ザク・マリンタイプのデータをもとにツィマット社が開発した水陸両用MS。第1期水陸両用MS開発においてゴッグと社内競作の形で開発されている。機体形状を流線型にすることによって水の抵抗を減らし、ハイドロ・ジェットを装備して水中での運動性はザク・マリンタイプより10-20パーセント向上しているが、軍の要求値には達していない。ゴッグと比べてまだザクの面影が残っているため、地上戦での性能が期待されるが、陸上での機動性は劣悪であった。
ジェネレーターはドムに搭載予定のものを水冷式に改修したことによって出力が向上しているが、陸上での稼働時間は限られている。武装は両肩と両前腕部甲に6連装ミサイル・ランチャー、ランドセル中央に対艦・対空用のミサイル・ランチャー、ランドセル上部左右に収納式の70ミリバルカン砲(バルカン・ポッド)を装備。スペック表には頭部バルカン砲も記載されているが、装備位置は不明。また、ゴッグと同じキアM-23メガ粒子砲が搭載されたともいわれるが、こちらも不明である。
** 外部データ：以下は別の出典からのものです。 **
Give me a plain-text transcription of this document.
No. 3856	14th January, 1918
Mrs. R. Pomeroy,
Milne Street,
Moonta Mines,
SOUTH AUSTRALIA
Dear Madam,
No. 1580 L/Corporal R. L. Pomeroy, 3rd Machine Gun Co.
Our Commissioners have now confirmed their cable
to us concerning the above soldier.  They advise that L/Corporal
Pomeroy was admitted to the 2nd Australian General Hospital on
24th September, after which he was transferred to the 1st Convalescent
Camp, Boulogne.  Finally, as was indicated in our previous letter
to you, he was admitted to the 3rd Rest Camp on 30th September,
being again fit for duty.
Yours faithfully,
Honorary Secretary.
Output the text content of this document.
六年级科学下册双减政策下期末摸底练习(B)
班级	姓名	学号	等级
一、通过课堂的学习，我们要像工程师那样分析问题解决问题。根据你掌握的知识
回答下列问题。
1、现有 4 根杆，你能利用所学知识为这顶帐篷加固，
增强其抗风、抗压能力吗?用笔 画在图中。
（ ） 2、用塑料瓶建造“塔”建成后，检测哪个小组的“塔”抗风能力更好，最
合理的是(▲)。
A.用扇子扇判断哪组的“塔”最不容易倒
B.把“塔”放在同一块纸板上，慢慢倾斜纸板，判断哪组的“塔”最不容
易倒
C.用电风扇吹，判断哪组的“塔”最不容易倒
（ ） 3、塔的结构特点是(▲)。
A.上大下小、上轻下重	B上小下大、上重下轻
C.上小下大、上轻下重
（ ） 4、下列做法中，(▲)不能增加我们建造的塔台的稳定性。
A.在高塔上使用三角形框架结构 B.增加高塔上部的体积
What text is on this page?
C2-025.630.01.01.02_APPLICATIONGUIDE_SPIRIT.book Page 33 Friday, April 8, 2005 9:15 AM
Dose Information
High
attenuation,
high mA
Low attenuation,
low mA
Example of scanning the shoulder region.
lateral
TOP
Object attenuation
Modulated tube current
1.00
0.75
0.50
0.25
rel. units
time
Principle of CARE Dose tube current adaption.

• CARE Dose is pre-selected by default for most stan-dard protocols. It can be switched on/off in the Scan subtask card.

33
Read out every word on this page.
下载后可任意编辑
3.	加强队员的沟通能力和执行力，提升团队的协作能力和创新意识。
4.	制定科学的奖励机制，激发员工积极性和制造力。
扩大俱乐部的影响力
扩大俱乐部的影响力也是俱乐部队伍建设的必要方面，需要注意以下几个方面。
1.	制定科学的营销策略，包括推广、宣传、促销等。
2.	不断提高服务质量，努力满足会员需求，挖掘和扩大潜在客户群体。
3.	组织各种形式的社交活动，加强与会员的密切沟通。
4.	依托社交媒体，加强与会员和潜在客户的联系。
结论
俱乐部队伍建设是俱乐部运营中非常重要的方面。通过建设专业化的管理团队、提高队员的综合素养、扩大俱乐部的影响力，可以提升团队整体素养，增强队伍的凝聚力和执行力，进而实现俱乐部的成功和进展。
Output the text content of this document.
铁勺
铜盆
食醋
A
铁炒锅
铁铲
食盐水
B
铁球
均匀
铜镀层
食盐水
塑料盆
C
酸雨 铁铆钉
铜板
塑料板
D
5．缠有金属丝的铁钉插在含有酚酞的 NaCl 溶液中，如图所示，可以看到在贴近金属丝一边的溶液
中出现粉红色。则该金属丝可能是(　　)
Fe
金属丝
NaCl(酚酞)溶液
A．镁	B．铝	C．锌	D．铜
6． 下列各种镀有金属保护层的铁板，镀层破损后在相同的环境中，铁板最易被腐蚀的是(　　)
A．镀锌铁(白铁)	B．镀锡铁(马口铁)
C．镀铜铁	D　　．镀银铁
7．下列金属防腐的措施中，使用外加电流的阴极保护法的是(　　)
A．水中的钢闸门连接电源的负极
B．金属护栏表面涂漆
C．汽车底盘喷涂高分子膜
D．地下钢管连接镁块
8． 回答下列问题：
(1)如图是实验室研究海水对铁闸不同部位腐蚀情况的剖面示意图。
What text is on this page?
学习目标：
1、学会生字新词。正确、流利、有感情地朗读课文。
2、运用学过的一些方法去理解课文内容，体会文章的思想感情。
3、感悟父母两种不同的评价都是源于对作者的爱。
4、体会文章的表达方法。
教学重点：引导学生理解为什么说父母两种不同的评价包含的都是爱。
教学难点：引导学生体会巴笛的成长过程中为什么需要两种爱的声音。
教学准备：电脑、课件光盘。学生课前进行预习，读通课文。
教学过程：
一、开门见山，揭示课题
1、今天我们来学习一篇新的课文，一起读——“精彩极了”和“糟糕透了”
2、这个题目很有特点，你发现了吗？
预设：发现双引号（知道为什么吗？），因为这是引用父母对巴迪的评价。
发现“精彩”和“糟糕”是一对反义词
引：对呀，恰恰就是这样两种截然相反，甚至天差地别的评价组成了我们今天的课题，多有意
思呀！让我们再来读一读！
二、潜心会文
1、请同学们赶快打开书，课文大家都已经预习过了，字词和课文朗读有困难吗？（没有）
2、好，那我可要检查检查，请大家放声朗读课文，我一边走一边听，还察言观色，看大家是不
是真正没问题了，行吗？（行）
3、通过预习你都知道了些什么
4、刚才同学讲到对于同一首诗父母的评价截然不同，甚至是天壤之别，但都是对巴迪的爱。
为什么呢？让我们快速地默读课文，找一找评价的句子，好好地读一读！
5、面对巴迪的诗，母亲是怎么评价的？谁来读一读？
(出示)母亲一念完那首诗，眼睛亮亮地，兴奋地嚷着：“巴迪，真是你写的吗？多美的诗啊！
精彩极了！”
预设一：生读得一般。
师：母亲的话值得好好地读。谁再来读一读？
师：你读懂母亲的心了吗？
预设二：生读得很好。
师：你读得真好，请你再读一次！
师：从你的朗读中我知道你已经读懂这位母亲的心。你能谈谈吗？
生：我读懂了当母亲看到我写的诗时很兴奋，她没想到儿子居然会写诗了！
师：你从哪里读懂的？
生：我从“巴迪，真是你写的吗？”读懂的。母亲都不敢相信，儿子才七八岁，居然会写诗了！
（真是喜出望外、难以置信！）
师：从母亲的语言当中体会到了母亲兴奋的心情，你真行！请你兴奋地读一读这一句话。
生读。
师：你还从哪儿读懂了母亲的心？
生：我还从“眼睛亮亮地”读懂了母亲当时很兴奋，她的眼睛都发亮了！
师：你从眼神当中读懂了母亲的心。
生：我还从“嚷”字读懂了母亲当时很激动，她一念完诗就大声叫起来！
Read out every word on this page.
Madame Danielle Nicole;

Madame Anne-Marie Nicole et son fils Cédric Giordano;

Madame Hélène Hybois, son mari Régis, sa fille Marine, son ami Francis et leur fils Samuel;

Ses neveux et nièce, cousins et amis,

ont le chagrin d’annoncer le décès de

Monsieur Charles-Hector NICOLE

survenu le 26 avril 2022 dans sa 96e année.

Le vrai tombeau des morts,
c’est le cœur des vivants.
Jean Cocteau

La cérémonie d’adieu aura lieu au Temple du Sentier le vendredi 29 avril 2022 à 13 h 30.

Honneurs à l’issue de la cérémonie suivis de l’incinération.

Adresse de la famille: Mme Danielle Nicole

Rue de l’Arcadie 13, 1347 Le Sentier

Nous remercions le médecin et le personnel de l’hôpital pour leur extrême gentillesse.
ゴッグの初期型とともに先行量産の形で少数が生産されるが、ゴッグが後期型に移行する際には生産ラインを譲り、本機は生産中止となる。
曽野由大の漫画『アッガイ博士』では、水陸両用MSによる海洋探査開発機器評価会 (ETEDO) に同じツィマット社製のジュリックとともに参加。同社のテスト・パイロットであるバリー・ファウンテン軍曹が搭乗し、第1回戦でMIP社のプロトタイプズゴックと対戦するが、推進器を破壊されて行動不能となる。